Se lo prese in spalla e lo portò in camera sua, per farlo riposare bene. Era troppo tardi per preparare un altro letto, e lui poteva benissimo dormire sul divano: era il minimo che poteva fare, per ringraziarlo della serata. Prese una coperta e guadagnò il salotto, ma nel buio della sala quasi si ammazzava. Qualcosa lasciata per terra l’aveva fatto inciampare e si era salvato solo grazie alla posizione provvidenziale del divano. Trovò a tastoni l’interruttore della luce e lo accese: a terra c’era la cornetta del telefono.
Se ne era dimenticato, ma ora ricordava perfettamente quanto successo: il telefono aveva squillato e lui aveva risposto, ma anche dall’altra parte qualcuno aveva chiesto chi fosse. Una voce femminile, lo ricordava bene, aveva chiesto con garbo chi c’era al telefono.
Afferrò la cornetta abbandonata e l‘accostò all’ orecchio, senza motivo apparente. Come minimo chiunque fosse aveva chiuso da un bel po’. Riagganciò.

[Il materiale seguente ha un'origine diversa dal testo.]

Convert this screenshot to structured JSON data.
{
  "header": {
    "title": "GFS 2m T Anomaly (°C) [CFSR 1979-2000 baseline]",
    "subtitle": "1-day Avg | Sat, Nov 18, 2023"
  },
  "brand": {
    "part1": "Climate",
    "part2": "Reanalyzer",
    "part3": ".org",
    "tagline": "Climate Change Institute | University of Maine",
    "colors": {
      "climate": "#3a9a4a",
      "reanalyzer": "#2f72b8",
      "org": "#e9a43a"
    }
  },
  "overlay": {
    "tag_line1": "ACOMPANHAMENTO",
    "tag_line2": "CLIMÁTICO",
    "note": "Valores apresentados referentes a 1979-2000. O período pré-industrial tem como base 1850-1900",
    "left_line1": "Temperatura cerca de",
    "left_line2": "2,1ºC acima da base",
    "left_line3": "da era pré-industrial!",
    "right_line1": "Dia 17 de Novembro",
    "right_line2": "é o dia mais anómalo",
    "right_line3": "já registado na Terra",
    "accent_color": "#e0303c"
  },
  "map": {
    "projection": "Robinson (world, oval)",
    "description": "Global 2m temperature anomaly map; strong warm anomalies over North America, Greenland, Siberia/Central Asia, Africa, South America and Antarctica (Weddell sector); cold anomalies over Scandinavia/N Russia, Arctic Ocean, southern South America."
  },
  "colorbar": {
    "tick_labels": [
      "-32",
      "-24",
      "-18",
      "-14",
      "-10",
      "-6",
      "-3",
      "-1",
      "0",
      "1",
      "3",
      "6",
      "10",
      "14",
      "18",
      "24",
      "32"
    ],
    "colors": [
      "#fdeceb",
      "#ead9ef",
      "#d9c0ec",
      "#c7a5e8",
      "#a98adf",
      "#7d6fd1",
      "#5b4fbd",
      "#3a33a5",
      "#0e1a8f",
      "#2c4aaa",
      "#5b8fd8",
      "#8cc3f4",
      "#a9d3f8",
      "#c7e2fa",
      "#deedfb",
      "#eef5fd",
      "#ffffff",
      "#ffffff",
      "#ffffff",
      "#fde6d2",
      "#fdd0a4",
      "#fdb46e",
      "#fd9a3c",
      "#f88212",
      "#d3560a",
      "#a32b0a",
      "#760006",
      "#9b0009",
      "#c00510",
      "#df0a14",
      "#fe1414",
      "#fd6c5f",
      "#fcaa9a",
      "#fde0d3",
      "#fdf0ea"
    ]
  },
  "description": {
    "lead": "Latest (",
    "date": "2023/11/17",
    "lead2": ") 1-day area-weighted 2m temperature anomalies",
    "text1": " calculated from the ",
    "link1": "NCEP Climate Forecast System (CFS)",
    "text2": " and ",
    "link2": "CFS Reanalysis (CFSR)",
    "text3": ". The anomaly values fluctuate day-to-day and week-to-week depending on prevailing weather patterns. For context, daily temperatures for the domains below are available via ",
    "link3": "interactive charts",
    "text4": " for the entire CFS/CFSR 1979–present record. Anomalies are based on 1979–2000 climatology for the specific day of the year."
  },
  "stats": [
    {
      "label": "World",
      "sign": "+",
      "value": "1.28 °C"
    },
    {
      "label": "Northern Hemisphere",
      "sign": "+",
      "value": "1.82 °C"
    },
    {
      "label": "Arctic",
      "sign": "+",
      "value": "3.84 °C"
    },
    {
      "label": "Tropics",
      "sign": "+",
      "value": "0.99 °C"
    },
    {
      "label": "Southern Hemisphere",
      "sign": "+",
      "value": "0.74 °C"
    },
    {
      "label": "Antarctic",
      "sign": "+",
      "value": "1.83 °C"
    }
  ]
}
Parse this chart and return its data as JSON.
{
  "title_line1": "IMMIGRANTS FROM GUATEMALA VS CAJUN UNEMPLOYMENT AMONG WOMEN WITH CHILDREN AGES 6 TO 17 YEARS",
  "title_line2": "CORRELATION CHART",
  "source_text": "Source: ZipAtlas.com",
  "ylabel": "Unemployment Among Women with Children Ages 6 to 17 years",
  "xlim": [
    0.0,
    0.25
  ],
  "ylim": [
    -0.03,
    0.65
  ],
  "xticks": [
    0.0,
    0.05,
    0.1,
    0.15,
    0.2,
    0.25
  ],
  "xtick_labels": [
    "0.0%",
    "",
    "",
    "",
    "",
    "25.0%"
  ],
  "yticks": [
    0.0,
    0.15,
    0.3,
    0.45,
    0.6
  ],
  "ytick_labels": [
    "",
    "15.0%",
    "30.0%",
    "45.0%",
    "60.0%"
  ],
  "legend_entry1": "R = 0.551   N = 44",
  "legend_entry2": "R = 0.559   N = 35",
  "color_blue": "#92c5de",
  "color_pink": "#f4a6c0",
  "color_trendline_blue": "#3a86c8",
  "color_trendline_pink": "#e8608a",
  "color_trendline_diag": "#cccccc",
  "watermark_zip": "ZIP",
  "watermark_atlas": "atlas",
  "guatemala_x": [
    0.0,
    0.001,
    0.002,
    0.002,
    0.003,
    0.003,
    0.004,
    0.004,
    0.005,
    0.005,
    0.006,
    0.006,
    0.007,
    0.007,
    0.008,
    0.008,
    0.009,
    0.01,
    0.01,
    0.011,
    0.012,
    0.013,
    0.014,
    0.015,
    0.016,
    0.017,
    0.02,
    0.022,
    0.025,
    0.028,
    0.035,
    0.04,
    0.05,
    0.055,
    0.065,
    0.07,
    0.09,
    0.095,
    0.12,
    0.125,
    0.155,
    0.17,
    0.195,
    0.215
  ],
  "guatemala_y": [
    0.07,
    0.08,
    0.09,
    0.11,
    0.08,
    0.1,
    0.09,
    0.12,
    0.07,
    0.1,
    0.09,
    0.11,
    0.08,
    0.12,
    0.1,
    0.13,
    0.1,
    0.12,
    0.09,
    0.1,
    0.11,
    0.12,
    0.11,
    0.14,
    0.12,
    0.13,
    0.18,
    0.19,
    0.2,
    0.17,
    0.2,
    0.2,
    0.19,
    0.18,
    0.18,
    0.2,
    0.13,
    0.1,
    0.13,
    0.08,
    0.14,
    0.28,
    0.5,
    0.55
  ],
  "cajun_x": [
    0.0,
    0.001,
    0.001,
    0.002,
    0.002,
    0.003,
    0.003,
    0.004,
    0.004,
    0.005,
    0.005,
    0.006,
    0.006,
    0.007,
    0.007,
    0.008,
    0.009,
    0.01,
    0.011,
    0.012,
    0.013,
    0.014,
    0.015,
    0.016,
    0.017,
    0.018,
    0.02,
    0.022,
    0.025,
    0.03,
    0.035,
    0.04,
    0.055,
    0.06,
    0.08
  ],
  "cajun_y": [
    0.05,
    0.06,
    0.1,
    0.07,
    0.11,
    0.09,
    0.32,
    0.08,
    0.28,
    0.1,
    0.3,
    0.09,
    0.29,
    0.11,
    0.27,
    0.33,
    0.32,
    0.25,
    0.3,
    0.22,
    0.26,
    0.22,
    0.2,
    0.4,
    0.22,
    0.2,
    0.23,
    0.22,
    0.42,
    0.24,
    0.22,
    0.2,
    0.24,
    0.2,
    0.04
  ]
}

Si sdraiò sul divano e cominciò a pensare. Era sicuro di aver udito una voce femminile per di più giovanile…probabilmente era una sua coetanea.
Dava quasi per scontato, inoltre, di aver sentito il suo nome e il suo cognome anche se al momento non lo rammentava. Si sforzò di ricordare ma il sonno prese il sopravvento.
“Lucrezia”sussurrò mentre le palpebre si facevano pesanti.